Over the weekend I visited a friend in Bangkok. It’s exotic and interesting, but that isn’t what I left there thinking about. My real take-away is about transportation. I have two primary points of reference for traffic – one is Seattle and the other is Saigon. Both are traffic nightmares; Bangkok is not.

Bangkok’s population is officially listed as 9,100,000, about the same size as Saigon and five times the population of the whole of King County, Seattle’s home. The streets of Bangkok are wide and traffic flows normally for a major metropolis. At rush hour things slow down but at other times they flow fairly smoothly. Saigon’s 5,000,000 motorbikes make the traffic chaotic, unpredictable and sometimes outright dangerous. Motorbikes share the streets and sidewalks with bicycles, cars, pedestrians, cyclos, and pushcarts. There is some kind of protocol, but it’s difficult to figure out. In Bangkok there are only a few bikes and motorbikes. What is the difference?

Here it is: Bangkok has a mass transportation system. That’s the difference. The BTS Skytrain and the MRT Underground move huge numbers of people swiftly through the city in comfortable air-conditioned cars at reasonable prices. They also leave the streets free for automobile and bus traffic. Why is it that Thailand, ranked #30 in the world in GDP can move people more efficiently than #1 ranked United States? I don’t know the answer, but I think we deserve one.

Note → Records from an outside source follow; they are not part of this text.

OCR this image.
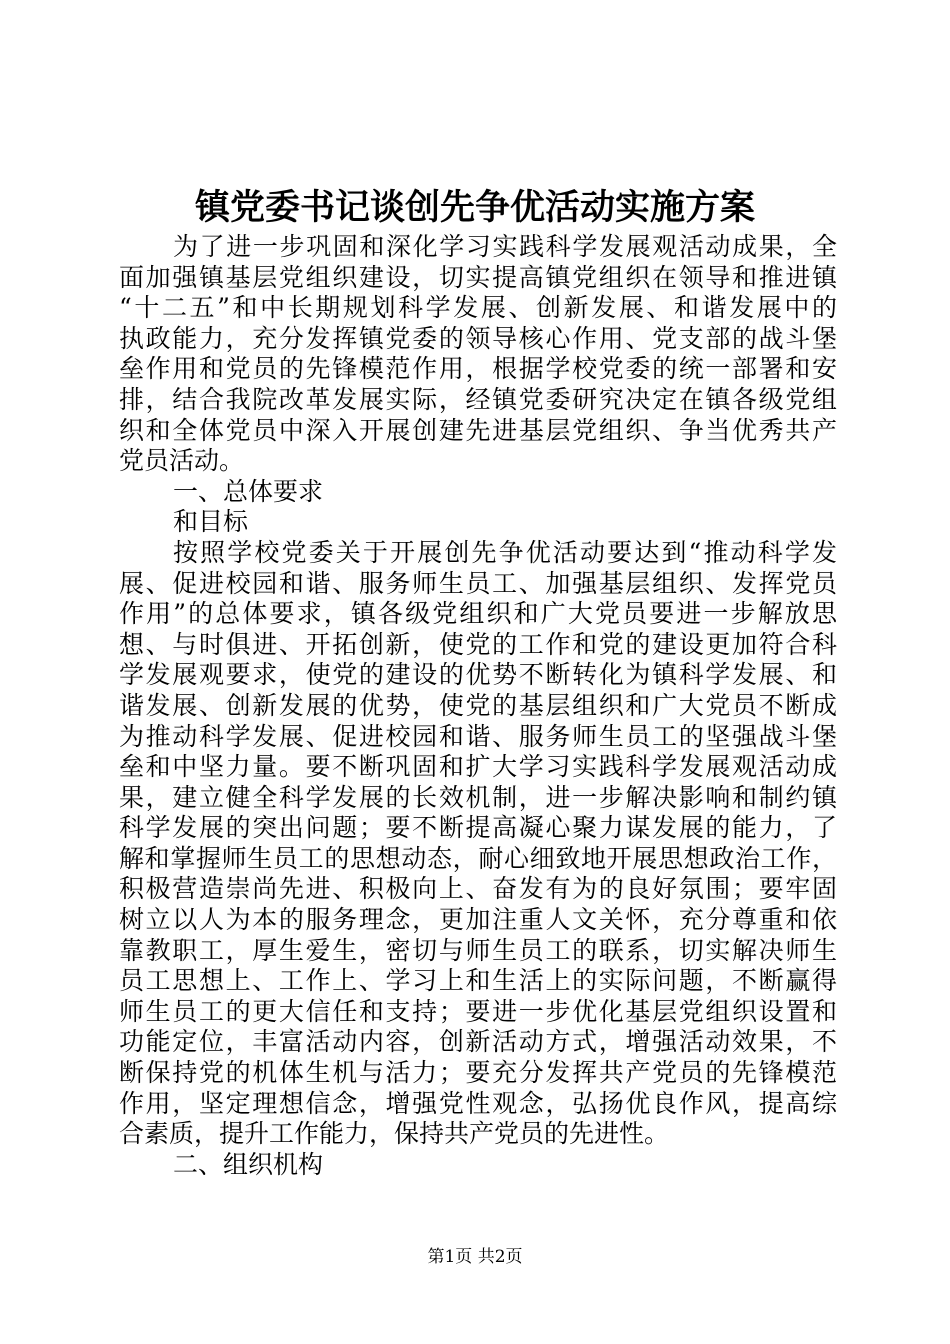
镇党委书记谈创先争优活动实施方案
为了进一步巩固和深化学习实践科学发展观活动成果，全
面加强镇基层党组织建设，切实提高镇党组织在领导和推进镇
“十二五”和中长期规划科学发展、创新发展、和谐发展中的
执政能力，充分发挥镇党委的领导核心作用、党支部的战斗堡
垒作用和党员的先锋模范作用，根据学校党委的统一部署和安
排，结合我院改革发展实际，经镇党委研究决定在镇各级党组
织和全体党员中深入开展创建先进基层党组织、争当优秀共产
党员活动。
一、总体要求
和目标
按照学校党委关于开展创先争优活动要达到“推动科学发
展、促进校园和谐、服务师生员工、加强基层组织、发挥党员
作用”的总体要求，镇各级党组织和广大党员要进一步解放思
想、与时俱进、开拓创新，使党的工作和党的建设更加符合科
学发展观要求，使党的建设的优势不断转化为镇科学发展、和
谐发展、创新发展的优势，使党的基层组织和广大党员不断成
为推动科学发展、促进校园和谐、服务师生员工的坚强战斗堡
垒和中坚力量。要不断巩固和扩大学习实践科学发展观活动成
果，建立健全科学发展的长效机制，进一步解决影响和制约镇
科学发展的突出问题；要不断提高凝心聚力谋发展的能力，了
解和掌握师生员工的思想动态，耐心细致地开展思想政治工作，
积极营造崇尚先进、积极向上、奋发有为的良好氛围；要牢固
树立以人为本的服务理念，更加注重人文关怀，充分尊重和依
靠教职工，厚生爱生，密切与师生员工的联系，切实解决师生
员工思想上、工作上、学习上和生活上的实际问题，不断赢得
师生员工的更大信任和支持；要进一步优化基层党组织设置和
功能定位，丰富活动内容，创新活动方式，增强活动效果，不
断保持党的机体生机与活力；要充分发挥共产党员的先锋模范
作用，坚定理想信念，增强党性观念，弘扬优良作风，提高综
合素质，提升工作能力，保持共产党员的先进性。
二、组织机构
第1页 共2页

In 1953 Seattle built a double-decked elevated roadway through downtown, and in 1963 the Evergreen Point floating bridge was built to connect Seattle to the eastern suburbs. Now, 50 years later both of them are falling apart and need to be replaced and there is no mass transit anywhere (Light rail is a very short joke). Seattle is infamous for its “process.” Everyone must be heard and heard and heard, but nothing gets done. Seattle has been arguing over both the viaduct and the bridge for more than 10 years. Finally, last year a “consensus” was arrived at and we decided to build a tunnel to replace the crumbling old elevated eyesore through downtown. It was a struggle but the tunnel won out and it was agreed that the solution would also create a beautiful San Francisco-like waterfront that would attract locals and tourists alike as well as move traffic efficiently. But, now the “process” is grinding us down again and someone has collected the required number of signatures to bring the matter to another vote on the ballot in 2011. For some reason it seems more important to stop doing things in Seattle than to do them.

Why can’t we have a beautiful waterfront, a functional bridge system and, yes, a mass transit system too? If #30 can do it, why can’t #1?